Adobe has released an emergency update for its Flash Player that fixes a security bug that's being actively exploited to hijack Windows computers running the ubiquitous software.
The "object confusion vulnerability" resides in all Flash versions, including those for devices running Mac OS X, Linux, Google's Android OS, and Windows, Adobe said in an advisory published Friday. The bug "is being exploited in the wild in active targeted attacks designed to trick the users into clicking on a malicious file delivered in an e-mail message," it went on to say, citing reports received from Microsoft. The exploits target Flash on Internet Explorer for Windows only.
While attacks are limited to Windows users and appear to be highly selective in who is targeted, people running other systems, particularly Macs, should install the security fix immediately. As the 600,000 or so Mac-using victims of the Flashback malware learned last month, Apple's OS X is becoming a viable target now that its market share has risen to levels that make it worth an attacker's time. The experience shows that determined hackers can exploit any unpatched platform and that complacency about installing updates is one of the biggest obstacles to securing a system.
Those running Flash Player 22.214.171.124 and earlier on Windows, Mac, and Linux; versions 126.96.36.199 or earlier on Android 4.x; and versions 188.8.131.52 on Android 3.x and 2.x should update at once.
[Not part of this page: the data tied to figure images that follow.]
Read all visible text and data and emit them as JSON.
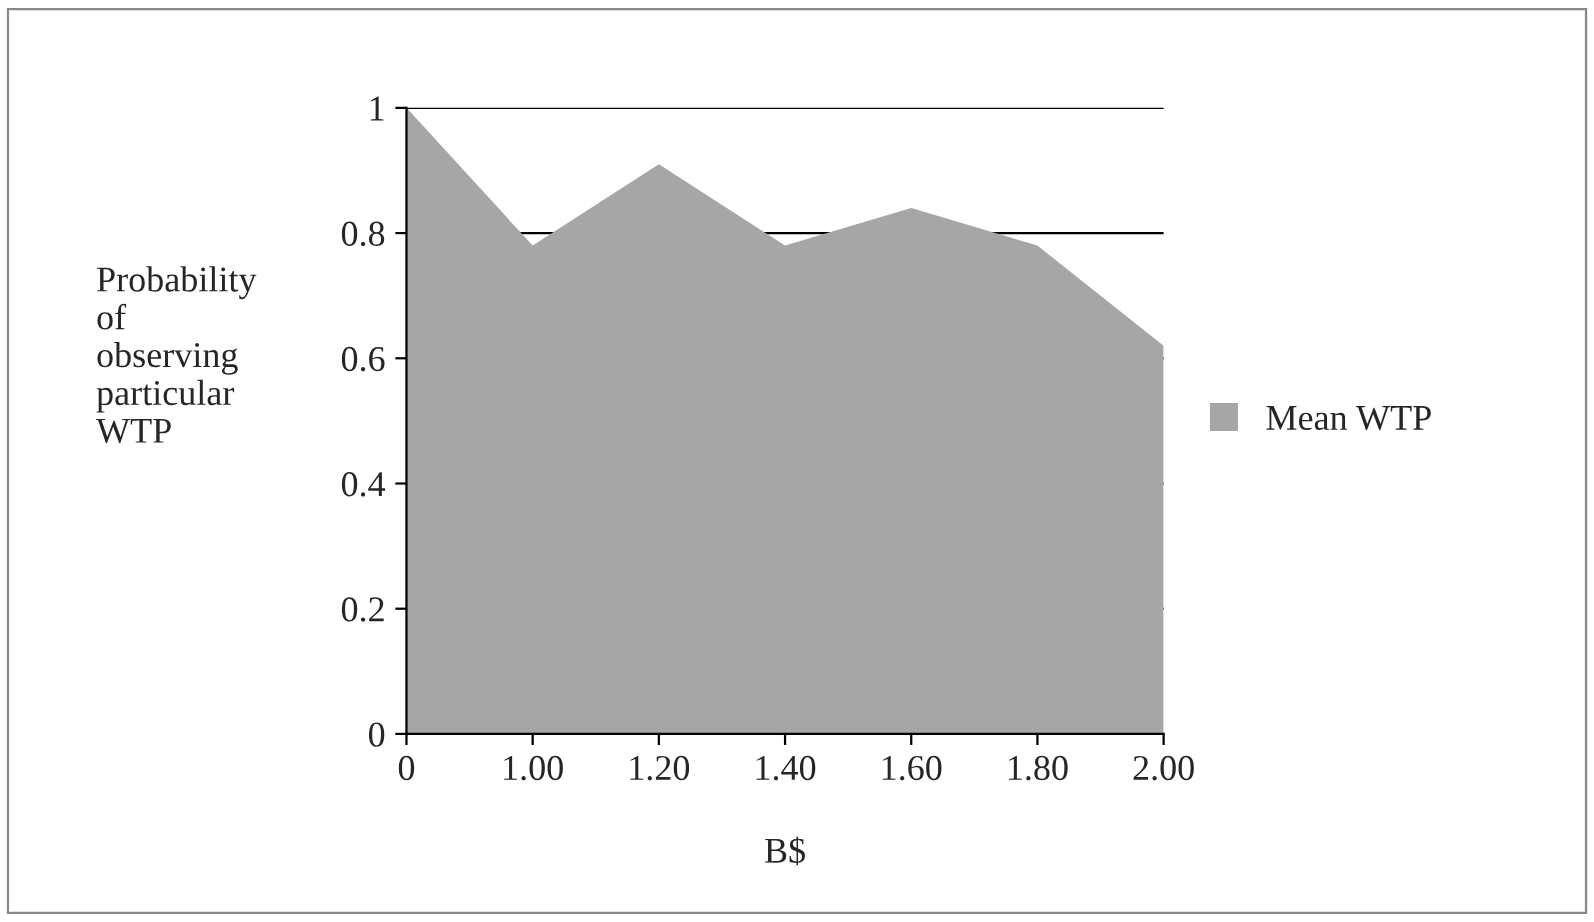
{
  "chart_data": {
    "type": "area",
    "xlabel": "B$",
    "ylabel": "Probability\nof\nobserving\nparticular\nWTP",
    "categories": [
      "0",
      "1.00",
      "1.20",
      "1.40",
      "1.60",
      "1.80",
      "2.00"
    ],
    "series": [
      {
        "name": "Mean WTP",
        "color": "#a6a6a6",
        "values": [
          1.0,
          0.78,
          0.91,
          0.78,
          0.84,
          0.78,
          0.62
        ]
      }
    ],
    "ylim": [
      0,
      1
    ],
    "yticks": [
      0,
      0.2,
      0.4,
      0.6,
      0.8,
      1
    ],
    "grid": "y",
    "legend": "right"
  }
}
To find out what Flash version a device uses, users can visit this link. Adobe still hasn't made its patching system as simple as it needs to be for it to be widely used, but it's getting better. Windows users now have the ability to receive updates relatively seamlessly, and a separate version of Flash for Google's Chrome browser for all operating systems also updates automatically. Those on other platforms still must manually install fixes.